Check 2: Was sind beliebte Basisfahrzeuge?

Folgende Modelle sind die beliebtesten Basisfahrzeuge unserer Kunden:

Ausgebauter VW Caddy, Quelle: QUBIQ
Ausgebauter VW Caddy, Quelle: QUBIQ
  • Volkswagen: Caddy, Caddy Maxi, T5 und T6 Transporter, Caravelle, Multivan, California Beach
  • Mercedes: Citan, V-Klasse, Vito, Viano, Activity
  • Citroën: Berlingo, Jumpy
  • Fiat: Doblo, Scudo, Ducato
  • Ford: Tourneo Custom
  • Opel: Combo, Vivaro
  • Peugeot: Partner, Expert
  • Renault: Kangoo, Trafic
  • Dacia: Dokker
  • Nissan: NV 200

Check 3: Welcher Ausbau ist für mich der richtige?

Ist die Wahl des Fahrzeugs getroffen, kommt nun die Entscheidung eines passenden modularen Ausbaus. Funktionalität spielt hier eine sehr wichtige Rolle.

Prinzipiell ist eine optimale Nutzung des Stauraums eine anzustrebende Lösung. Heckküchen bzw. Heckausbauten haben den Vorteil, dass man diese in aufrechter Haltung bedienen kann und bei fast allen Fahrzeugen durch eine Heckklappe geschützt ist. Schubladen bieten sich als das effektivere Ordnungssystem an. Diese sollten im geöffneten und geschlossenen Zustand verschließbar sein. Einzelne und verschieden kombinierbare kleine Elemente bieten individuelle Freiheit auf den Reisen. Sie sind nicht nur bei der Lagerung, sondern auch beim Ein- und Ausbau ein erheblicher Vorteil.
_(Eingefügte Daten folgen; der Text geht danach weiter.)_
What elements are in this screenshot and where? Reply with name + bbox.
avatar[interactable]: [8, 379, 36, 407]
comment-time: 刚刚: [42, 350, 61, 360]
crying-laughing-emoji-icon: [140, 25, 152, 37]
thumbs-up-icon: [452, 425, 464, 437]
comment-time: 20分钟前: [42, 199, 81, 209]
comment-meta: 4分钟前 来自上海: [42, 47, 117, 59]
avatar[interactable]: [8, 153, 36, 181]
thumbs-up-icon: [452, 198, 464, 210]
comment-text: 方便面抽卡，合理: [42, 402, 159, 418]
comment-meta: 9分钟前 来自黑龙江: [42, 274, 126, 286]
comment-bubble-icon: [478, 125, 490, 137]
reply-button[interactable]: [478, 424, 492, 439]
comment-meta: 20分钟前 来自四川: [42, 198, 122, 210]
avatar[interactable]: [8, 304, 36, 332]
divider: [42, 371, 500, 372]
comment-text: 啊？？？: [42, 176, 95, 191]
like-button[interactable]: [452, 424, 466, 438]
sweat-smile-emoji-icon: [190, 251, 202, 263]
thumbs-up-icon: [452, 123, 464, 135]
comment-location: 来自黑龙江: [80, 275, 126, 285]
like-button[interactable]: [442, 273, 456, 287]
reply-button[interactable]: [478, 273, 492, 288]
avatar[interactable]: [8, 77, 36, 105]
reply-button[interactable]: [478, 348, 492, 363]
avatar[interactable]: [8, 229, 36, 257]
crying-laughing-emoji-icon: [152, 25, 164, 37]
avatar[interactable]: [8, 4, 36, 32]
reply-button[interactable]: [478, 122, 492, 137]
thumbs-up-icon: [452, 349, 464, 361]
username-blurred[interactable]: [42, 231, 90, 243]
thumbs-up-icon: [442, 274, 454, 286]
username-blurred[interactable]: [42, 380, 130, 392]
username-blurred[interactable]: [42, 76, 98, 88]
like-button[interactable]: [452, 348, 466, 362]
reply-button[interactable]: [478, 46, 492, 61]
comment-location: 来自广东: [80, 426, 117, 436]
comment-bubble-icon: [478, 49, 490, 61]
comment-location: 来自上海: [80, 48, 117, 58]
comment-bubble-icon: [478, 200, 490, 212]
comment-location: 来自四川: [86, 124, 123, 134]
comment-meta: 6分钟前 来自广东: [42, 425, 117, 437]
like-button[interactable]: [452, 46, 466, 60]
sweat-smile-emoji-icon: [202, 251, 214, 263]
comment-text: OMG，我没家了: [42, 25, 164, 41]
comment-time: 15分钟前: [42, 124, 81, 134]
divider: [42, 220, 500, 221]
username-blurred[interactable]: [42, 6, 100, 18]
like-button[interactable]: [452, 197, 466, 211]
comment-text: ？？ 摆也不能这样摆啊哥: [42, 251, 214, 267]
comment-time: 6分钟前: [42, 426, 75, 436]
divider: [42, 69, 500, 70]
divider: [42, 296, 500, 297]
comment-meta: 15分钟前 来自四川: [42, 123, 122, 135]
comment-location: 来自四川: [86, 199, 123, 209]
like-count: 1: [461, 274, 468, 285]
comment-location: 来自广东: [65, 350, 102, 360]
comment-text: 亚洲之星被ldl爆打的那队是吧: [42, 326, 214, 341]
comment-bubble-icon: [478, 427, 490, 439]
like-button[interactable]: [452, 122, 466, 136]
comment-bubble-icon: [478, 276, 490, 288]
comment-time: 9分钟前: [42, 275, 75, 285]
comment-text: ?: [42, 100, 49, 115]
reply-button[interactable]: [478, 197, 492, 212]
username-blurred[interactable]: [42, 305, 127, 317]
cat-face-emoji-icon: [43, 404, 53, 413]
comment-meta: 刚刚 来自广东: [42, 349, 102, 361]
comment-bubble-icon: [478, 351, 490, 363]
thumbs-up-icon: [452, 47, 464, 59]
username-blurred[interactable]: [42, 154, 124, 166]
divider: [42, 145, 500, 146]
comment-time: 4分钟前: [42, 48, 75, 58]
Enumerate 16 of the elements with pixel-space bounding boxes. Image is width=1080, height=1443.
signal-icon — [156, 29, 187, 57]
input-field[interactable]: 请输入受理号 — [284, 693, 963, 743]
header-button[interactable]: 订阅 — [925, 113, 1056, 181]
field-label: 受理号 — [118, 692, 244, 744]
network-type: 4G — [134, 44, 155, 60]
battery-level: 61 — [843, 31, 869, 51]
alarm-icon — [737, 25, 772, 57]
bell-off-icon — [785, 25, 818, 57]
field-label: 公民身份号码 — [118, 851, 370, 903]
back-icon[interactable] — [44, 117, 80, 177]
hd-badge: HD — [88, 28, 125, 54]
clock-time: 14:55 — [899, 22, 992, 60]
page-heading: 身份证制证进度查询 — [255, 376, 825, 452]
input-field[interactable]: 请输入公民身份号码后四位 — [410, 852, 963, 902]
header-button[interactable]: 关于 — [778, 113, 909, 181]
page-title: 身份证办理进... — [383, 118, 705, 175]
Ausgebauter Renault Trafic, Quelle: QUBIQ
Ausgebauter Renault Trafic, Quelle: QUBIQ

Oftmals ist es nützlich, wenn eine Durchlademöglichkeit für sperrige Gegenstände, wie beispielsweise Sportequipment, geschaffen werden kann und trotzdem der Ausbau weiterhin nutzbar bleibt. Zusatzfunktionen, wie zum Beispiel einen im Bettsystem integrierten mobilen Tisch, der sowohl für den Innenraum als auch außen geeignet ist, bietet die Firma QUBIQ camping module. Hier kann zusätzlich viel Platz gespart werden.

Des Weiteren sollte ein schneller und unkomplizierter Aufbau des Bettes möglich sein. Eine mindestens 7 cm dicke Kaltschaummatratze ist notwendig, um gut darauf zu schlafen. Besser sind hier eine 10 cm Viscotherm Komfortmatratzen. Um lange Freude an der Investition zu haben, ist insbesondere auf beste Verarbeitung und hochwertige Materialien zu achten.

Mein Fazit

Zusammenfassend kann man sagen: Es macht Spaß mit einem modularen Heckausbau unterwegs zu sein! Egal ob das Fahrzeug für den Beruf oder Reisen genutzt wird – die Möglichkeit einer individuellen Zusammenstellung eines Ausbaus ist in jedem Fall eine effiziente und flexible Lösung.